Weblogic Container Security

Create Group in Weblogic Security Realm

  1. Navigate to Security Data Tree/Realms/myrealm/Authentication Providers/DefaultAuthenticator/Groups.

  1. Click New.

  2. Create a new Group called SL_ADMIN (Service Layer Admin) Group.

  1. Group created successfully.

Create User in WebLogic Security Realm

Note: User created in Application server realm should be same as user created in Rules Palette for application security.

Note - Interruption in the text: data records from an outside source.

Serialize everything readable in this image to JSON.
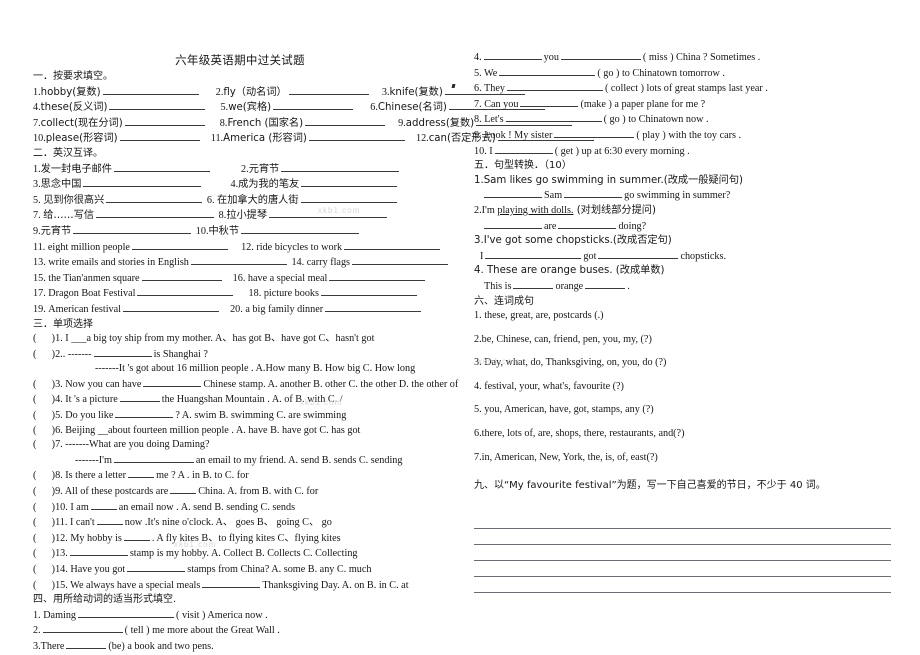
{
  "title": "六年级英语期中过关试题",
  "section1": {
    "heading": "一．按要求填空。",
    "items": [
      {
        "n": "1.",
        "text": "hobby(复数)",
        "blank": "b-xl"
      },
      {
        "n": "2.",
        "text": "fly（动名词）",
        "blank": "b-l"
      },
      {
        "n": "3.",
        "text": "knife(复数)",
        "blank": "b-l"
      },
      {
        "n": "4.",
        "text": "these(反义词)",
        "blank": "b-xl"
      },
      {
        "n": "5.",
        "text": "we(宾格)",
        "blank": "b-l"
      },
      {
        "n": "6.",
        "text": "Chinese(名词)",
        "blank": "b-xl"
      },
      {
        "n": "7.",
        "text": "collect(现在分词)",
        "blank": "b-l"
      },
      {
        "n": "8.",
        "text": "French (国家名)",
        "blank": "b-l"
      },
      {
        "n": "9.",
        "text": "address(复数)",
        "blank": "b-xl"
      },
      {
        "n": "10.",
        "text": "please(形容词)",
        "blank": "b-l"
      },
      {
        "n": "11.",
        "text": "America (形容词)",
        "blank": "b-xl"
      },
      {
        "n": "12.",
        "text": "can(否定形式)",
        "blank": "b-xl"
      }
    ]
  },
  "section2": {
    "heading": "二．英汉互译。",
    "items": [
      {
        "n": "1.",
        "text": "发一封电子邮件"
      },
      {
        "n": "2.",
        "text": "元宵节"
      },
      {
        "n": "3.",
        "text": "思念中国"
      },
      {
        "n": "4.",
        "text": "成为我的笔友"
      },
      {
        "n": "5.",
        "text": "见到你很高兴"
      },
      {
        "n": "6.",
        "text": "在加拿大的唐人街"
      },
      {
        "n": "7.",
        "text": "给……写信"
      },
      {
        "n": "8.",
        "text": "拉小提琴"
      },
      {
        "n": "9.",
        "text": "元宵节"
      },
      {
        "n": "10.",
        "text": "中秋节"
      },
      {
        "n": "11.",
        "text": "eight million people"
      },
      {
        "n": "12.",
        "text": "ride bicycles to work"
      },
      {
        "n": "13.",
        "text": "write emails and stories in English"
      },
      {
        "n": "14.",
        "text": "carry flags"
      },
      {
        "n": "15.",
        "text": "the Tian'anmen square"
      },
      {
        "n": "16.",
        "text": "have a special meal"
      },
      {
        "n": "17.",
        "text": "Dragon Boat Festival"
      },
      {
        "n": "18.",
        "text": "picture books"
      },
      {
        "n": "19.",
        "text": "American festival"
      },
      {
        "n": "20.",
        "text": "a big family dinner"
      }
    ]
  },
  "section3": {
    "heading": "三．单项选择",
    "q1": "1. I ___a  big  toy  ship  from  my  mother.   A、has  got      B、have got   C、hasn't   got",
    "q2_a": "2.. -------",
    "q2_b": "is  Shanghai ?",
    "q2_cont": "-------It 's got about 16 million people . A.How many  B. How big  C. How long",
    "q3_a": "3. Now you can have",
    "q3_b": "Chinese stamp. A. another  B. other C. the other D. the other of",
    "q4_a": "4. It 's a picture",
    "q4_b": "the Huangshan Mountain . A. of          B. with       C.     /",
    "q5_a": "5. Do you like",
    "q5_b": "? A. swim B. swimming C. are swimming",
    "q6": "6. Beijing __about fourteen million people . A. have         B. have got      C. has got",
    "q7": "7. -------What are you doing Daming?",
    "q7_cont_a": "-------I'm",
    "q7_cont_b": "an email to my friend.  A. send      B. sends       C. sending",
    "q8_a": "8. Is there  a  letter",
    "q8_b": "me ?  A . in              B.  to         C. for",
    "q9_a": "9. All  of  these  postcards  are",
    "q9_b": "China.   A. from             B. with        C.    for",
    "q10_a": "10. I  am",
    "q10_b": "an email now .  A. send         B. sending  C. sends",
    "q11_a": "11. I  can't",
    "q11_b": "now .It's  nine  o'clock.   A、    goes    B、  going     C、  go",
    "q12_a": "12. My  hobby  is",
    "q12_b": ".    A  fly kites  B、to flying kites    C、flying kites",
    "q13_a": "13.",
    "q13_b": "stamp is my hobby. A. Collect      B. Collects      C. Collecting",
    "q14_a": "14. Have you got",
    "q14_b": "stamps from China? A. some      B. any       C. much",
    "q15_a": "15. We always have a special meals",
    "q15_b": "Thanksgiving Day. A. on              B. in         C. at"
  },
  "section4": {
    "heading": "四、用所给动词的适当形式填空.",
    "q1_a": "1. Daming",
    "q1_b": "( visit ) America now .",
    "q2_a": "2.",
    "q2_b": "( tell ) me more about the Great Wall .",
    "q3_a": "3.There",
    "q3_b": "(be) a book and two pens.",
    "q4_a": "4.",
    "q4_b": "you",
    "q4_c": "( miss ) China ? Sometimes .",
    "q5_a": "5. We",
    "q5_b": "( go ) to Chinatown tomorrow .",
    "q6_a": "6. They",
    "q6_b": "( collect ) lots of great stamps last year .",
    "q7_a": "7. Can you",
    "q7_b": "(make ) a paper plane for me ?",
    "q8_a": "8. Let's",
    "q8_b": "( go ) to Chinatown now .",
    "q9_a": "9. Look ! My sister",
    "q9_b": "( play ) with the toy cars .",
    "q10_a": "10. I",
    "q10_b": "( get ) up at 6:30 every morning ."
  },
  "section5": {
    "heading": "五．句型转换．（10）",
    "q1": "1.Sam likes go swimming in summer.(改成一般疑问句)",
    "q1_a": "Sam",
    "q1_b": "go swimming in summer?",
    "q2_pre": "2.I'm ",
    "q2_under": "playing with dolls.",
    "q2_post": " (对划线部分提问)",
    "q2_a": "are",
    "q2_b": "doing?",
    "q3": "3.I've got some chopsticks.(改成否定句)",
    "q3_a": "I",
    "q3_b": "got",
    "q3_c": "chopsticks.",
    "q4": "4. These are orange buses. (改成单数)",
    "q4_a": "This  is",
    "q4_b": "orange",
    "q4_c": "."
  },
  "section6": {
    "heading": "六、连词成句",
    "items": [
      "1. these,  great,  are,  postcards  (.)",
      "2.be,  Chinese,  can,  friend,  pen,  you, my,     (?)",
      "3. Day,  what,  do,  Thanksgiving, on, you, do (?)",
      "4. festival,  your,  what's,  favourite (?)",
      "5. you, American,  have,  got,  stamps, any (?)",
      "6.there,  lots of,  are,  shops,  there,  restaurants,  and(?)",
      "7.in,  American,  New,  York,  the,  is,  of,  east(?)"
    ]
  },
  "section9": {
    "heading": "九、以“My favourite festival”为题，写一下自己喜爱的节日，不少于 40 词。",
    "line_count": 5
  },
  "watermarks": [
    "xkb1.com",
    "xkb1.com",
    "xkb1.com",
    "xkb1.com"
  ]
}
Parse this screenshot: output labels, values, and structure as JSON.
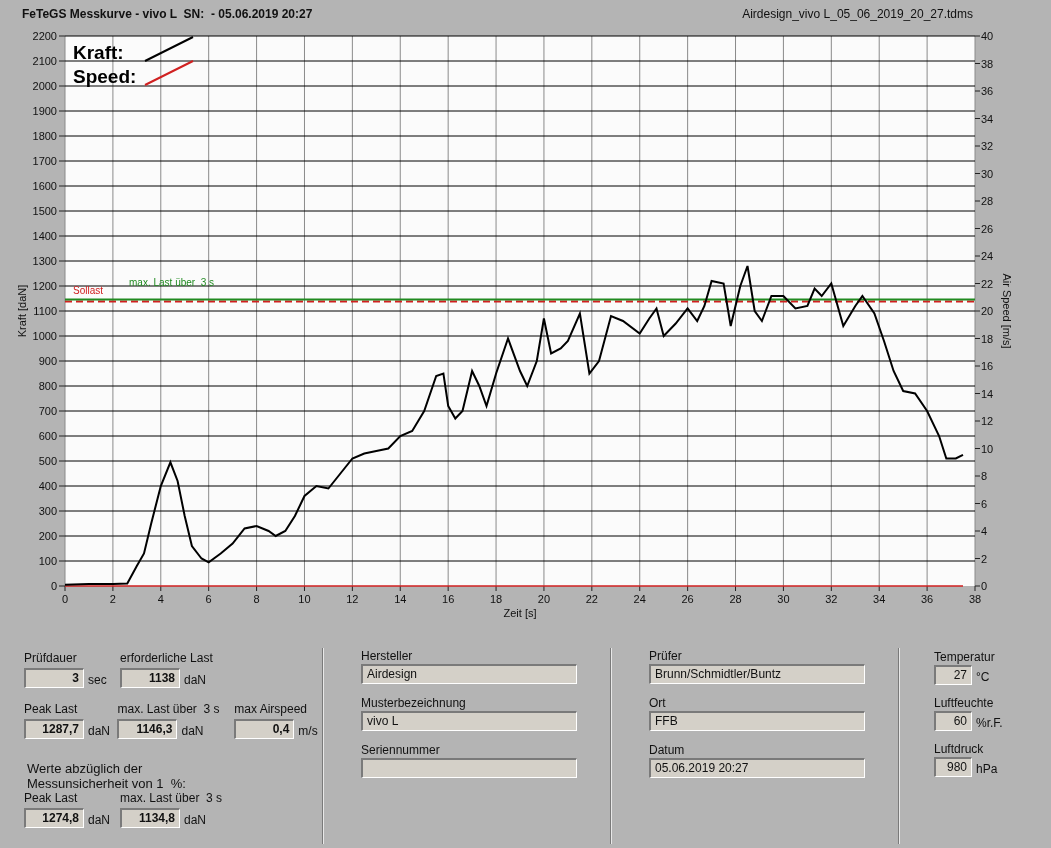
{
  "window": {
    "title": "FeTeGS Messkurve - vivo L  SN:  - 05.06.2019 20:27",
    "file": "Airdesign_vivo L_05_06_2019_20_27.tdms"
  },
  "chart": {
    "chart_data": {
      "type": "line",
      "xlabel": "Zeit [s]",
      "ylabel": "Kraft [daN]",
      "y2label": "Air Speed [m/s]",
      "x": [
        0,
        1,
        2,
        2.6,
        3,
        3.3,
        3.6,
        4,
        4.4,
        4.7,
        5,
        5.3,
        5.7,
        6,
        6.5,
        7,
        7.5,
        8,
        8.5,
        8.8,
        9.2,
        9.6,
        10,
        10.5,
        11,
        11.5,
        12,
        12.5,
        13,
        13.5,
        14,
        14.5,
        15,
        15.5,
        15.8,
        16,
        16.3,
        16.6,
        17,
        17.3,
        17.6,
        18,
        18.5,
        19,
        19.3,
        19.7,
        20,
        20.3,
        20.7,
        21,
        21.5,
        21.9,
        22.3,
        22.8,
        23.3,
        24,
        24.4,
        24.7,
        25,
        25.5,
        26,
        26.4,
        26.7,
        27,
        27.5,
        27.8,
        28.2,
        28.5,
        28.8,
        29.1,
        29.5,
        30,
        30.5,
        31,
        31.3,
        31.6,
        32,
        32.5,
        33,
        33.3,
        33.8,
        34.2,
        34.6,
        35,
        35.5,
        36,
        36.5,
        36.8,
        37.2,
        37.5
      ],
      "series": [
        {
          "name": "Kraft:",
          "color": "#000000",
          "values": [
            5,
            8,
            8,
            10,
            80,
            130,
            250,
            400,
            495,
            420,
            280,
            160,
            110,
            95,
            130,
            170,
            230,
            240,
            220,
            200,
            220,
            280,
            360,
            400,
            390,
            450,
            510,
            530,
            540,
            550,
            600,
            620,
            700,
            840,
            850,
            720,
            670,
            700,
            860,
            800,
            720,
            850,
            990,
            860,
            800,
            900,
            1070,
            930,
            950,
            980,
            1090,
            850,
            900,
            1080,
            1060,
            1010,
            1070,
            1110,
            1000,
            1050,
            1110,
            1060,
            1120,
            1220,
            1210,
            1040,
            1200,
            1280,
            1100,
            1060,
            1160,
            1160,
            1110,
            1120,
            1190,
            1160,
            1210,
            1040,
            1120,
            1160,
            1090,
            980,
            860,
            780,
            770,
            700,
            600,
            510,
            510,
            525
          ]
        },
        {
          "name": "Speed:",
          "color": "#d02020",
          "axis": "y2",
          "values": [
            0,
            0,
            0,
            0,
            0,
            0,
            0,
            0,
            0,
            0,
            0,
            0,
            0,
            0,
            0,
            0,
            0,
            0,
            0,
            0,
            0,
            0,
            0,
            0,
            0,
            0,
            0,
            0,
            0,
            0,
            0,
            0,
            0,
            0,
            0,
            0,
            0,
            0,
            0,
            0,
            0,
            0,
            0,
            0,
            0,
            0,
            0,
            0,
            0,
            0,
            0,
            0,
            0,
            0,
            0,
            0,
            0,
            0,
            0,
            0,
            0,
            0,
            0,
            0,
            0,
            0,
            0,
            0,
            0,
            0,
            0,
            0,
            0,
            0,
            0,
            0,
            0,
            0,
            0,
            0,
            0,
            0,
            0,
            0,
            0,
            0,
            0,
            0,
            0,
            0
          ]
        }
      ],
      "grid": true,
      "legend": "upper left",
      "xlim": [
        0,
        38
      ],
      "ylim": [
        0,
        2200
      ],
      "y2lim": [
        0,
        40
      ],
      "xticks": [
        0,
        2,
        4,
        6,
        8,
        10,
        12,
        14,
        16,
        18,
        20,
        22,
        24,
        26,
        28,
        30,
        32,
        34,
        36,
        38
      ],
      "yticks": [
        0,
        100,
        200,
        300,
        400,
        500,
        600,
        700,
        800,
        900,
        1000,
        1100,
        1200,
        1300,
        1400,
        1500,
        1600,
        1700,
        1800,
        1900,
        2000,
        2100,
        2200
      ],
      "y2ticks": [
        0,
        2,
        4,
        6,
        8,
        10,
        12,
        14,
        16,
        18,
        20,
        22,
        24,
        26,
        28,
        30,
        32,
        34,
        36,
        38,
        40
      ],
      "ref_lines": [
        {
          "axis": "y",
          "value": 1138,
          "label": "Sollast"
        },
        {
          "axis": "y",
          "value": 1146,
          "label": "max. Last über  3 s"
        }
      ]
    }
  },
  "results": {
    "rows": [
      [
        {
          "label": "Prüfdauer",
          "value": "3",
          "unit": "sec"
        },
        {
          "label": "erforderliche Last",
          "value": "1138",
          "unit": "daN"
        }
      ],
      [
        {
          "label": "Peak Last",
          "value": "1287,7",
          "unit": "daN"
        },
        {
          "label": "max. Last über  3 s",
          "value": "1146,3",
          "unit": "daN"
        },
        {
          "label": "max Airspeed",
          "value": "0,4",
          "unit": "m/s"
        }
      ]
    ],
    "note": [
      "Werte abzüglich der",
      "Messunsicherheit von 1  %:"
    ],
    "corrected": [
      {
        "label": "Peak Last",
        "value": "1274,8",
        "unit": "daN"
      },
      {
        "label": "max. Last über  3 s",
        "value": "1134,8",
        "unit": "daN"
      }
    ]
  },
  "specimen": [
    {
      "label": "Hersteller",
      "value": "Airdesign"
    },
    {
      "label": "Musterbezeichnung",
      "value": "vivo L"
    },
    {
      "label": "Seriennummer"
    }
  ],
  "inspection": [
    {
      "label": "Prüfer",
      "value": "Brunn/Schmidtler/Buntz"
    },
    {
      "label": "Ort",
      "value": "FFB"
    },
    {
      "label": "Datum",
      "value": "05.06.2019 20:27"
    }
  ],
  "conditions": [
    {
      "label": "Temperatur",
      "value": "27",
      "unit": "°C"
    },
    {
      "label": "Luftfeuchte",
      "value": "60",
      "unit": "%r.F."
    },
    {
      "label": "Luftdruck",
      "value": "980",
      "unit": "hPa"
    }
  ]
}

User with access to search or create policy in OIPA, can perform the CRUD operation (GET/POST/PUT/DELETE) on /policies API. Similarly user with only search access for OIPA application can perform GET operation on /policies API ( Applies to all the APIs supported for the current release). Though user has access to ADMIN role i.e. SL_ADMIN in application server realm, the API will return response as Unauthorized if the user does not have authorization from the palette for a specific entity.

  1. Navigate to Security Data Tree/Realms/myrealm/Authentication Providers/DefaultAuthenticator/Users.

  1. Click New.

  2. Create a new User called qatester3 (Service Layer Admin ) User.

Note: User/Pwd created should be same as OIPA application user.

  1. User created successfully.

  1. Click the newly created user qatester3 and navigate to Membership tab.

  2. Add the group SL_ADMIN from available groups to chosen groups and SAVE.

Create Global Roles in Weblogic Realm

  1. Navigate to Security Data Tree/Realms/myrealm/RoleMappers/XACMLRoleMapper/Global/Roles.

  2. Click New to add a new Global Role called SL_ADMIN role and click CREATE.

  3. Click the Add Conditions button, to add role conditions.

  4. Select Group from the Predicate list.

  5. In the Group Argument Name, enter SL_ADMIN the group name and click OK.

  6. Click on Save

  1. Now, deploy the application. Once the application is deployed, restart the admin, and managed server instances for changes to take effect.